A abordagem sandboxing, por sua vez, diz respeito à criação de ambientes regulatórios experimentais, nos quais soluções inovadoras possam ser testadas de maneira controlada e com a necessária flexibilidade, para permitir que as mais aptas possam ser implementadas de forma ampla no mercado. Um exemplo foi  a criação do sandbox regulatório de IA pela Autoridade Nacional de Proteção de Dados (ANPD).

Outra importante variável é a governança multinível, que envolve a coordenação e o compartilhamento de responsabilidades entre diferentes níveis de governo (local, nacional e internacional) e outros atores relevantes (empresas, academia, sociedade civil).

A acessibilidade, por sua vez, emerge como um valor inegociável na era da inovação. O design universal e a preocupação com interfaces amigáveis para todos os usuários, incluindo pessoas com deficiência, são aspectos que devem ser considerados desde a concepção de um produto ou serviço. Isso está em perfeita sintonia com a ideia de uma sociedade mais igualitária, na qual a tecnologia serve como um nivelador de oportunidades, e não como um amplificador de desigualdades.

A interseccionalidade da inovação com questões ambientais também se mostra uma tendência indiscutível. A sustentabilidade deixou de ser uma opção para se tornar um imperativo. As startups de tecnologia limpa e as soluções de energia renovável são testemunhas do potencial da inovação para endereçar crises climáticas. Porém, a regulamentação nesse setor ainda enfrenta desafios significativos, como a necessidade de equilibrar o incentivo à inovação com a proteção do meio ambiente e dos recursos naturais.

À parte de aspectos mais técnicos, também importa questionar: a quem é franqueada a oportunidade de cocriar e opinar sobre o futuro que se avizinha? Neste espaço, mulheres foram as autoras da maioria dos artigos da coluna – 28 (vinte e oito) dos 48 (quarenta e oito) textos; ainda, neste último mês, tivemos a honra de contar com 3 (três) textos produzidos por mulheres negras. Apenas mediante a representatividade é possuir construir futuros desejáveis e melhores.

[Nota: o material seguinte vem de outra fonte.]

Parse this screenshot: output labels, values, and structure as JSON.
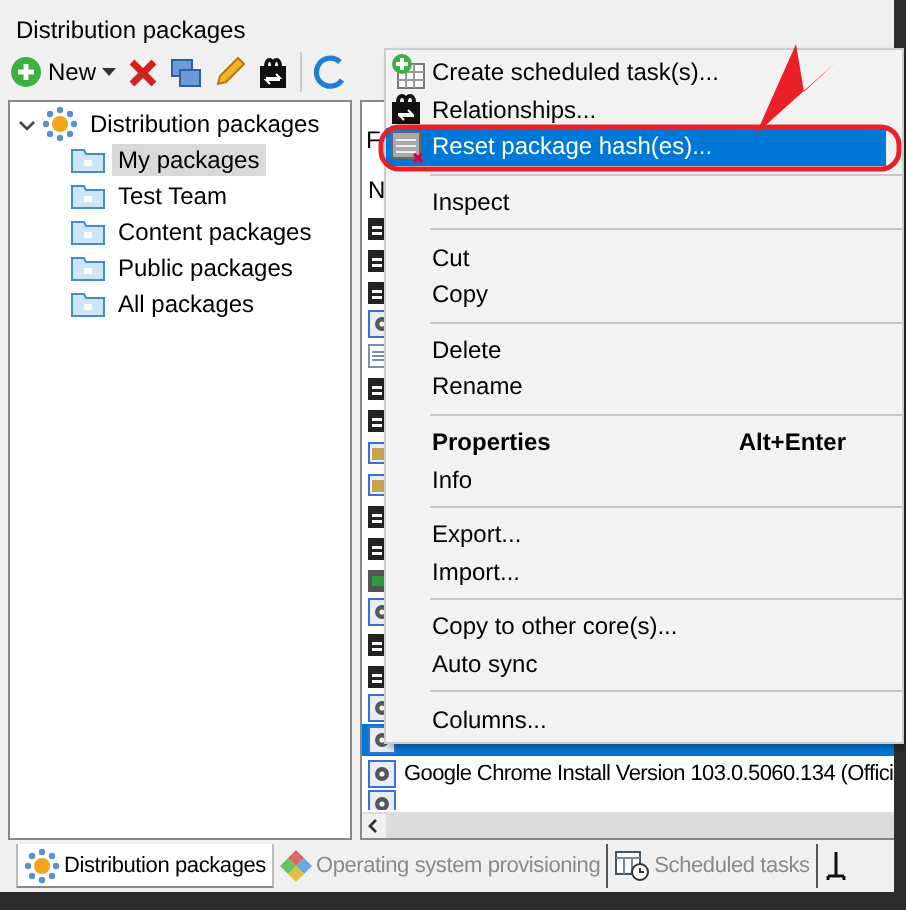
{
  "window": {
    "title": "Distribution packages"
  },
  "toolbar": {
    "new_button": {
      "label": "New"
    }
  },
  "tree": {
    "label": "Distribution packages",
    "expanded": true,
    "children": [
      {
        "label": "My packages",
        "selected": true
      },
      {
        "label": "Test Team",
        "selected": false
      },
      {
        "label": "Content packages",
        "selected": false
      },
      {
        "label": "Public packages",
        "selected": false
      },
      {
        "label": "All packages",
        "selected": false
      }
    ]
  },
  "list": {
    "filter_label": "F",
    "column_1": "N",
    "rows": [
      {
        "name": "Google Chrome Install Version 103.0.5060.134 (Offici",
        "selected": false
      }
    ]
  },
  "context_menu": {
    "items": [
      {
        "kind": "item",
        "label": "Create scheduled task(s)...",
        "selected": false,
        "bold": false
      },
      {
        "kind": "item",
        "label": "Relationships...",
        "selected": false,
        "bold": false
      },
      {
        "kind": "item",
        "label": "Reset package hash(es)...",
        "selected": true,
        "bold": false
      },
      {
        "kind": "separator"
      },
      {
        "kind": "item",
        "label": "Inspect",
        "selected": false,
        "bold": false
      },
      {
        "kind": "separator"
      },
      {
        "kind": "item",
        "label": "Cut",
        "selected": false,
        "bold": false
      },
      {
        "kind": "item",
        "label": "Copy",
        "selected": false,
        "bold": false
      },
      {
        "kind": "separator"
      },
      {
        "kind": "item",
        "label": "Delete",
        "selected": false,
        "bold": false
      },
      {
        "kind": "item",
        "label": "Rename",
        "selected": false,
        "bold": false
      },
      {
        "kind": "separator"
      },
      {
        "kind": "item",
        "label": "Properties",
        "shortcut": "Alt+Enter",
        "selected": false,
        "bold": true
      },
      {
        "kind": "item",
        "label": "Info",
        "selected": false,
        "bold": false
      },
      {
        "kind": "separator"
      },
      {
        "kind": "item",
        "label": "Export...",
        "selected": false,
        "bold": false
      },
      {
        "kind": "item",
        "label": "Import...",
        "selected": false,
        "bold": false
      },
      {
        "kind": "separator"
      },
      {
        "kind": "item",
        "label": "Copy to other core(s)...",
        "selected": false,
        "bold": false
      },
      {
        "kind": "item",
        "label": "Auto sync",
        "selected": false,
        "bold": false
      },
      {
        "kind": "separator"
      },
      {
        "kind": "item",
        "label": "Columns...",
        "selected": false,
        "bold": false
      }
    ]
  },
  "bottom_tabs": [
    {
      "label": "Distribution packages",
      "selected": true
    },
    {
      "label": "Operating system provisioning",
      "selected": false
    },
    {
      "label": "Scheduled tasks",
      "selected": false
    }
  ]
}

Essa representatividade não apenas enriquece o debate e traz à tona perspectivas diversas, mas também sublinha a importância de políticas inclusivas no ecossistema da inovação. Afinal, as inovações tecnológicas devem beneficiar a toda a sociedade, não apenas uma parcela dela. Nesse contexto, as discussões sobre ética na IA, por exemplo, ganham uma nova dimensão quando consideram não apenas as implicações técnicas, mas também as implicações sociais e culturais das tecnologias emergentes.

Em retrospecto, o que se percebe é uma complexa tapeçaria de desafios e oportunidades. A regulamentação da inovação, portanto, não pode ser estática nem unilateral. Deve ser dinâmica, adaptativa e, acima de tudo, inclusiva, contemplando as várias camadas da sociedade. O papel do diálogo multistakeholder, como temos defendido, é fundamental para construir consensos sólidos e promover uma inovação que seja verdadeiramente transformadora e equitativa.

Encerramos, assim, nossa jornada na coluna Regulando a Inovação, gratos pela oportunidade de compartilhar reflexões e aprendizados. O caminho à frente é tanto desafiador quanto excitante. À medida que o mundo continua a evoluir, a direção que escolhemos moldará o futuro da inovação e, por extensão, da sociedade. Nosso convite a cada leitor e leitora é para que continuem questionando, explorando e contribuindo para democratizar e amplificar esse debate que está bem longe de terminar.